OBSERVABILITY PLATFORM

Manage SLOs

Manage service level objectives

Chronosphere Observability Platform provides a structured interface for creating and editing service level objectives (SLOs).

This page provides a reference to this management interface. For conceptual information and best practices in designing SLOs within Observability Platform, see Design service level objectives.

Create a new SLO

When you create a new SLO, Observability Platform creates new metrics that it uses in the SLO’s reporting, alerting, and visualizations. These metrics are prefixed with lens:slo, and you can also query and chart them in your own dashboards.

To create a new SLO:

In the navigation menu, click Go to Admin.
Select System Overview > SLOs.
Click Create SLO.

This opens the Create SLO drawer to the Visual Editor by default.
Fill each required field and any optional fields that you want. For a configuration reference, see Define an SLO.
To save the SLO, click Save.

Users can modify Terraform-managed resources only by using Terraform. Learn more.

Edit an SLO

To edit an existing SLO:

To edit an existing SLO from the list of all SLOs:

In the navigation menu, click Go to Admin.
Select System Overview > SLOs.
In the list, hold the pointer over the row of the SLO you want to edit.
Click the three vertical dots that appear in the SLO’s row, and then click Edit.

To edit an SLO from its page, click the three vertical dots in the SLO’s navigation menu, and then click Edit.

Both methods open the Visual Editor tab of the SLO Definition drawer, which provides a form interface for configuring the SLO. For configuration-as-code workflows, see Configuring SLOs with code.

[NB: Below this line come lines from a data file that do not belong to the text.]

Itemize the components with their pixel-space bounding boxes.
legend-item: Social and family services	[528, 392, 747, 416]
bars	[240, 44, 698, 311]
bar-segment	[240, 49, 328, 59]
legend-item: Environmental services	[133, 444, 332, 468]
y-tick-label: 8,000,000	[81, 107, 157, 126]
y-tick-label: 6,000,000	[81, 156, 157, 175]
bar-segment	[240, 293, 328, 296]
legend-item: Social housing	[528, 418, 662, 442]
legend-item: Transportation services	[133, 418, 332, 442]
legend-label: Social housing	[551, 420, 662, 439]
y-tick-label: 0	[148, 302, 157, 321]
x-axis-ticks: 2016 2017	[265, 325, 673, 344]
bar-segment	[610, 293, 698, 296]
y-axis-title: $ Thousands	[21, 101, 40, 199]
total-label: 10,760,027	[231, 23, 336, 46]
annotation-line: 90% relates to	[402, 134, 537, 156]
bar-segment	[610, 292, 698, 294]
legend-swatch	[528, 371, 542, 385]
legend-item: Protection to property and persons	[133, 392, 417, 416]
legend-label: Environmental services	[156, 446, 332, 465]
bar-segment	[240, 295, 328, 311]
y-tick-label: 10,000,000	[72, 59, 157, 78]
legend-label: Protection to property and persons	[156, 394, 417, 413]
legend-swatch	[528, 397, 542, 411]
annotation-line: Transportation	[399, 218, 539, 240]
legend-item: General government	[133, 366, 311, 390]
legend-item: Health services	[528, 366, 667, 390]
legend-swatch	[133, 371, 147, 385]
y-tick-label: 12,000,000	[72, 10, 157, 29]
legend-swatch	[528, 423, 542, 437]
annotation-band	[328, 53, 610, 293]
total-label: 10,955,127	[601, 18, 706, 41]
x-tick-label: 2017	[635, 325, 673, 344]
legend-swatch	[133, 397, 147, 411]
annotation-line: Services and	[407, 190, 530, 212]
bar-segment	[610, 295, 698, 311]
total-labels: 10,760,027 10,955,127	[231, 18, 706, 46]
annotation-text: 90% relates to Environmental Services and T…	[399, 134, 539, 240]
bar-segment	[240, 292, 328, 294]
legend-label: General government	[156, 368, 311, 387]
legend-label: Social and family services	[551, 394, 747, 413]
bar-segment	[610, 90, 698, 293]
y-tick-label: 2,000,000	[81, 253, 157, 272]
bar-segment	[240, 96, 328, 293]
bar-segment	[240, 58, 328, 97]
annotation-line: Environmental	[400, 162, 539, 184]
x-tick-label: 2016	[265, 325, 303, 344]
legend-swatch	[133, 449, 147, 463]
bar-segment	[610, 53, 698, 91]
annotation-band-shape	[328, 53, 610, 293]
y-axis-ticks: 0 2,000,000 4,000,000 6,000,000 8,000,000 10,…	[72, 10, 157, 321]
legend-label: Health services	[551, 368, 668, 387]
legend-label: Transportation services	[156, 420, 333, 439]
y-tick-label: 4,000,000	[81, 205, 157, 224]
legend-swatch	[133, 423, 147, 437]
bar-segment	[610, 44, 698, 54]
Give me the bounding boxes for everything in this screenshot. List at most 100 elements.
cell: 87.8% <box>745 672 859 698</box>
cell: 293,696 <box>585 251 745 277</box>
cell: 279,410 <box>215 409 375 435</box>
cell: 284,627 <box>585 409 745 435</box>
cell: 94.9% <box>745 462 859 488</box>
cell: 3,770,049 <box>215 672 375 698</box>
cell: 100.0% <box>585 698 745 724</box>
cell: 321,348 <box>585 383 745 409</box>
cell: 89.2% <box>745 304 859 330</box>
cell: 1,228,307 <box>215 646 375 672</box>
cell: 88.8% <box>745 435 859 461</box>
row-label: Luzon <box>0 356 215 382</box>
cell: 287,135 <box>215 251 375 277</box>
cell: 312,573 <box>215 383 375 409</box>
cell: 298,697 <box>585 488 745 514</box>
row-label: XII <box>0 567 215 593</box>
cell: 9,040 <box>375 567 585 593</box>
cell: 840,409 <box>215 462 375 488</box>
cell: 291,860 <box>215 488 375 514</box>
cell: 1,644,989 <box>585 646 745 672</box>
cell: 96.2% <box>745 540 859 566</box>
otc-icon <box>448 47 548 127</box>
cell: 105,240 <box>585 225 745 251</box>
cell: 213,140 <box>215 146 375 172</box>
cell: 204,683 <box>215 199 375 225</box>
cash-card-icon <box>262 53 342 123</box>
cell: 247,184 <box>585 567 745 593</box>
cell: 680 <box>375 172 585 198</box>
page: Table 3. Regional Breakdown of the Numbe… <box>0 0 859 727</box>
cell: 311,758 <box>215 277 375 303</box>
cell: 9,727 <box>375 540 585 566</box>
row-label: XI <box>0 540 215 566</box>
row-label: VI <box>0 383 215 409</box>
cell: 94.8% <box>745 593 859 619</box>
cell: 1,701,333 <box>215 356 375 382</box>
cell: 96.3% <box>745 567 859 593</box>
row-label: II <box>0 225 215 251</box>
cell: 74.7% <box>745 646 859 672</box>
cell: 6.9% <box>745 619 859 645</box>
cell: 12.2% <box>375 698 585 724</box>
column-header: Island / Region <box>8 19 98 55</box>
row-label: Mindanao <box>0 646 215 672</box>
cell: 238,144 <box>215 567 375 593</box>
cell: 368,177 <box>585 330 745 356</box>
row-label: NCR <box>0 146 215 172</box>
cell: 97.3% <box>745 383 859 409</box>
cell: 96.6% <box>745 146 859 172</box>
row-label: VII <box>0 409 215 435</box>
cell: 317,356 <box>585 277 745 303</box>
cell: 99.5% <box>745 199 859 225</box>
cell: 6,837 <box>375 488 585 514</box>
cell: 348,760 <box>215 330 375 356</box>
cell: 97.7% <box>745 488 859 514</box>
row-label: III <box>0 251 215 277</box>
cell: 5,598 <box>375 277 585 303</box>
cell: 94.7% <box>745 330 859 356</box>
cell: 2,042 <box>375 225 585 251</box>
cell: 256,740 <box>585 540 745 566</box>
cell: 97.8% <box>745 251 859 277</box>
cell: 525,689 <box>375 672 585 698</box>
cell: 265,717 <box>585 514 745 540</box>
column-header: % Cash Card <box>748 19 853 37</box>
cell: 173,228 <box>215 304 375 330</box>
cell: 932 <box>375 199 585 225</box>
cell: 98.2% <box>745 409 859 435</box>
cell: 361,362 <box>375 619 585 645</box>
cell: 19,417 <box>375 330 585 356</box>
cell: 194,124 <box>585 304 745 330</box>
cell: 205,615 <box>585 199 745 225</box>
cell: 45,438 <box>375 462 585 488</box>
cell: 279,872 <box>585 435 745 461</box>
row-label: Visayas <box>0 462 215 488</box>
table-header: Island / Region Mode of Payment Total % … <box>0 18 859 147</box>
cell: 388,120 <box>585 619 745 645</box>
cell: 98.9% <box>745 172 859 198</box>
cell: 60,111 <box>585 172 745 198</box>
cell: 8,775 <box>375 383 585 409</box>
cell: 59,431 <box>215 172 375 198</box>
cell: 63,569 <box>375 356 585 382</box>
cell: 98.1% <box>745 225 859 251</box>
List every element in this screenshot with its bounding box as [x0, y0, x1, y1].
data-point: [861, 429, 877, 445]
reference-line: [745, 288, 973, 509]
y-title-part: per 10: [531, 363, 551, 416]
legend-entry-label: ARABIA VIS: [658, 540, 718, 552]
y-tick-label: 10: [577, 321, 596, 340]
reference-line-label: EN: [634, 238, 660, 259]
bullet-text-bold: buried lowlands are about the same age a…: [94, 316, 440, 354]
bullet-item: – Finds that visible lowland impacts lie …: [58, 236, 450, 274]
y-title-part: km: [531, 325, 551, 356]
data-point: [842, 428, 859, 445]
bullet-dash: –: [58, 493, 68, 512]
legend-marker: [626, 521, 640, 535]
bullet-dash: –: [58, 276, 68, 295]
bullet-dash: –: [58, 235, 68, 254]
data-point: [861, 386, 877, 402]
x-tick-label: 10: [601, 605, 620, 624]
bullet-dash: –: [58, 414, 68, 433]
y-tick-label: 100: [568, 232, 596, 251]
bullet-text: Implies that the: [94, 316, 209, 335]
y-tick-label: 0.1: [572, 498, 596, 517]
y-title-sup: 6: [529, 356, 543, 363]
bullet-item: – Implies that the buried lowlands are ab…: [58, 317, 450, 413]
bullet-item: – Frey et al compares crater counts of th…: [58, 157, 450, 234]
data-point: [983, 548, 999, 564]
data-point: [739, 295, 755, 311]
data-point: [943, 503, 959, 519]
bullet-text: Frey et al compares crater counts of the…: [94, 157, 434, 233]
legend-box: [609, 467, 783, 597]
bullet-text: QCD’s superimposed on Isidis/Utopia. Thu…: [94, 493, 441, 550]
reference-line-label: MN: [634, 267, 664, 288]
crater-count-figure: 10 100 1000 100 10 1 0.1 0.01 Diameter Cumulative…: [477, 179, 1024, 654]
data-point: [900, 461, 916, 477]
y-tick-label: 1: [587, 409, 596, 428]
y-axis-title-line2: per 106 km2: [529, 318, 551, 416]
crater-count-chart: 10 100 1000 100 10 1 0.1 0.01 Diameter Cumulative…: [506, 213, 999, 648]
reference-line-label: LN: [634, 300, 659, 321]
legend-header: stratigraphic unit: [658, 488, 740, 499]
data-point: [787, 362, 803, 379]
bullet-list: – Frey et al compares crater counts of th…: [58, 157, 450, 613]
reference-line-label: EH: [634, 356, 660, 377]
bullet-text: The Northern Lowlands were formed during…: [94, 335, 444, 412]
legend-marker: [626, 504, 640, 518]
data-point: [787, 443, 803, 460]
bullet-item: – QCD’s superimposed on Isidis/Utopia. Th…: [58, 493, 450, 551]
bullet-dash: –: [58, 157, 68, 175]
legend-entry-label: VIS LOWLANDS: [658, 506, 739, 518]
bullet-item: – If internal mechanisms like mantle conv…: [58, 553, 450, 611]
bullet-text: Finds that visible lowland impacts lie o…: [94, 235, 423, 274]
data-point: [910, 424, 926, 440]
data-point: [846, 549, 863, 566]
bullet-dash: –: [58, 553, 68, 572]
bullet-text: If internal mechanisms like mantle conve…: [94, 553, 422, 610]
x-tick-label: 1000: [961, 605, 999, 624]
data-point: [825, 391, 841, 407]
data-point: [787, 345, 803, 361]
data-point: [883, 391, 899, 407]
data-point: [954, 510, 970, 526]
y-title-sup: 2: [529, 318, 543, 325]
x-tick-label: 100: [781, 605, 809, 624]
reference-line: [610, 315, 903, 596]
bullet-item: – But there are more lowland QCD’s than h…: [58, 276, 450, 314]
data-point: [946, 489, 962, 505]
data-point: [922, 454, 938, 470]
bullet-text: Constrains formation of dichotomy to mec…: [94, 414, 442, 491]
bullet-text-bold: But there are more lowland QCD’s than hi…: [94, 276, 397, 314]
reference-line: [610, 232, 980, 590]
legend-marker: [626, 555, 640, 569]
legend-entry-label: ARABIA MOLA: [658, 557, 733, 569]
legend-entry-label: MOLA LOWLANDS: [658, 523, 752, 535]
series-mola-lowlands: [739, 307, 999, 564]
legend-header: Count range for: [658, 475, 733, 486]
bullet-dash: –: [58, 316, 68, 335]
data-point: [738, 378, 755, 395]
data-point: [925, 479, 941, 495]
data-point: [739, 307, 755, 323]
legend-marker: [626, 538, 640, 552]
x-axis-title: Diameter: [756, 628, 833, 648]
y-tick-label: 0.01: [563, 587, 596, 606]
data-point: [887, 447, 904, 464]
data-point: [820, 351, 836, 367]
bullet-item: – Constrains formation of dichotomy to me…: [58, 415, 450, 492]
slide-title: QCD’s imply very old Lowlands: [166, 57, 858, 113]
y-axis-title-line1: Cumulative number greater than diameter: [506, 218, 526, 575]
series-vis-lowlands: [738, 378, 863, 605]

Users can modify Terraform-managed resources only by using Terraform. Learn more.

Define an SLO

The SLO Definition drawer (also called the Create SLO drawer when creating a new SLO) provides the following sections, each containing options that define the SLO’s parameters. The SLO preview drawer and Code Config tab update as you fill or change the SLO Definition.

SLO information

⚠️

Changes you make to your SLO’s Name can also unexpectedly change its SLI’s definition, which causes an error budget reset. An unintentional budget reset can destructively change how your SLO represents the service’s performance against its objective.

Ensure that a budget reset is an acceptable outcome before you change this field in an existing SLO.

In the SLO information section, complete these fields:

Name: The SLO name.
Owner: The service or collection that owns this SLO.
Description: User-defined text to describe this SLO’s purpose. This appears in the SLO page’s SLO information section. Use the description to describe to other users what this SLO measures and which downstream users or systems might be affected if the SLO is breached.
Runbooks: A name and URL for any runbooks used when this SLO triggers. These are displayed as links in the SLO page’s SLO information section.

Alerting

In the Alerting section, complete these fields:

Alerting is enabled by default. Toggle Alerting enabled to disable alerts on this SLO.
- Select a Notification policy. Observability Platform then displays the selected policy’s details.
  - When using the Default Policy, this section displays the policy defined for the selected Owner.
  - When using Select Policy, you can choose a different policy than the default.
- Customize the Burn rate alert configuration, if necessary. This configuration is hidden if alerting is disabled.
  
  Burn rate alert configuration sets the criteria that determine when the SLO triggers alerts, and of which severity the alerts report. The default burn rate definition applies industry best practices for error budget consumption.
  
  For example, when your error budget consumption reaches 2% over the last 1h (one hour) Long window and the error rate is still high over the last 5m (five minute) Short window, the SLO fires a critical Severity alert. When the problem no longer exists over the last five minutes, the alert resolves.
  
  For a full explanation, see Multiwindow, Multi-Burn-Rate Alerts (opens in a new tab).
  
  You can add an optional Notification label to these alerts, and can add additional criteria by clicking + Add row.

SLO definition

⚠️

Changes you make to your SLO’s Queries can also unexpectedly change your SLI’s definition, which causes an error budget reset. An unintentional budget reset can destructively change how your SLO represents the service’s performance against its objective.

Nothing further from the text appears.